Erfreulicherweise wird der gehaltvolle Band durch ein Orts- und Namenregister erschlossen und damit auch als Nachschlagewerk nutzbar gemacht. Das ist dankenswert nicht zuletzt wegen des reichen Archivmaterials, das Sagstetter in aufbereiteter Form an mehreren Stellen ihrer Arbeit zur Verfügung stellt. Überhaupt beeindruckt die umfangreiche und gut lesbare Arbeit durch eine umfassenden Quellenkenntnis, auf welcher die fundierten Urteile der Autorin aufbauen.
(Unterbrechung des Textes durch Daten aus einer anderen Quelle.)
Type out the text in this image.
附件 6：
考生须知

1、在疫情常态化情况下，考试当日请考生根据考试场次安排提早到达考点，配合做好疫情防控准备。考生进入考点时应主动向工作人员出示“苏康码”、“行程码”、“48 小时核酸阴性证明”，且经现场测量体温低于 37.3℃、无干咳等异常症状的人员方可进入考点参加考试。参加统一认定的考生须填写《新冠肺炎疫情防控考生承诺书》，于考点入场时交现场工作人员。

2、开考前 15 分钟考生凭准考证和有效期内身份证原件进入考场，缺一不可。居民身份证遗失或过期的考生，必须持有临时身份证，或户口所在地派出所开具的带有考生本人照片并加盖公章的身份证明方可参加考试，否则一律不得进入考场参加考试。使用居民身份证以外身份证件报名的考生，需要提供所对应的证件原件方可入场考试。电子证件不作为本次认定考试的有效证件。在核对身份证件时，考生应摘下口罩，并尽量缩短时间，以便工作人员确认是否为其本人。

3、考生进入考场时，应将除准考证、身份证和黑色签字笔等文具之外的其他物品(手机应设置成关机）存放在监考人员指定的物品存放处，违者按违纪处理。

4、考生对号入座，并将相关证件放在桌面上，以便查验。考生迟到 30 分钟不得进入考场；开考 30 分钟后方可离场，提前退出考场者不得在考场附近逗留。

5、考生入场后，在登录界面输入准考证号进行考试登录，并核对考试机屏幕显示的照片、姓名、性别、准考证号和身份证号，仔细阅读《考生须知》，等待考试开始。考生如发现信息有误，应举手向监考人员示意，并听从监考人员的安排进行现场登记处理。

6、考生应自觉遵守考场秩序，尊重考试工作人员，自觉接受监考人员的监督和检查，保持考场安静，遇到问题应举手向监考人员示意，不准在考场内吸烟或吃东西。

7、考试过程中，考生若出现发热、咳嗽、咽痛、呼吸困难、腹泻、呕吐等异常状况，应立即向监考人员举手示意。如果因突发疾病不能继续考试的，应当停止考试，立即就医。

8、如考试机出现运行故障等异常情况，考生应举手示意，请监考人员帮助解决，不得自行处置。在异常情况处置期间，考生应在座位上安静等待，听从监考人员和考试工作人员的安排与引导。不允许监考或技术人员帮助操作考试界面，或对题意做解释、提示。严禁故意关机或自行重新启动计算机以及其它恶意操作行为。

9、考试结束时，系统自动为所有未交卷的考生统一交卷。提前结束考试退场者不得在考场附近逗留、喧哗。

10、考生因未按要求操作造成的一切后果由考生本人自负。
Mit dieser Arbeit ist Sagstetter eine bedeutende Leistung nicht nur auf dem Gebiet der bayerischen Landesgeschichte, sondern auch auf dem Feld der Forschung zur spätmittelalterlichen Gerichtsbarkeit gelungen.

 

Würzburg                                                                                                       Christiane Birr

[1] Maria Rita Sagstetter, Hoch- und Niedergerichtsbarkeit im spätmittelalterlichen Herzogtum Bayern als Ausdrucksformen herzoglicher, adeliger und kirchlich-klösterlicher Herrschaftsausübung. Diss. phil. Regensburg 1997 (Maschschr.).

[2] Hans Schlosser, Spätmittelalterlicher Zivilprozeß nach bayerischen Rechtsquellen. Gerichtsverfassung und Rechtsgang. Köln-Wien 1971, S. 410f.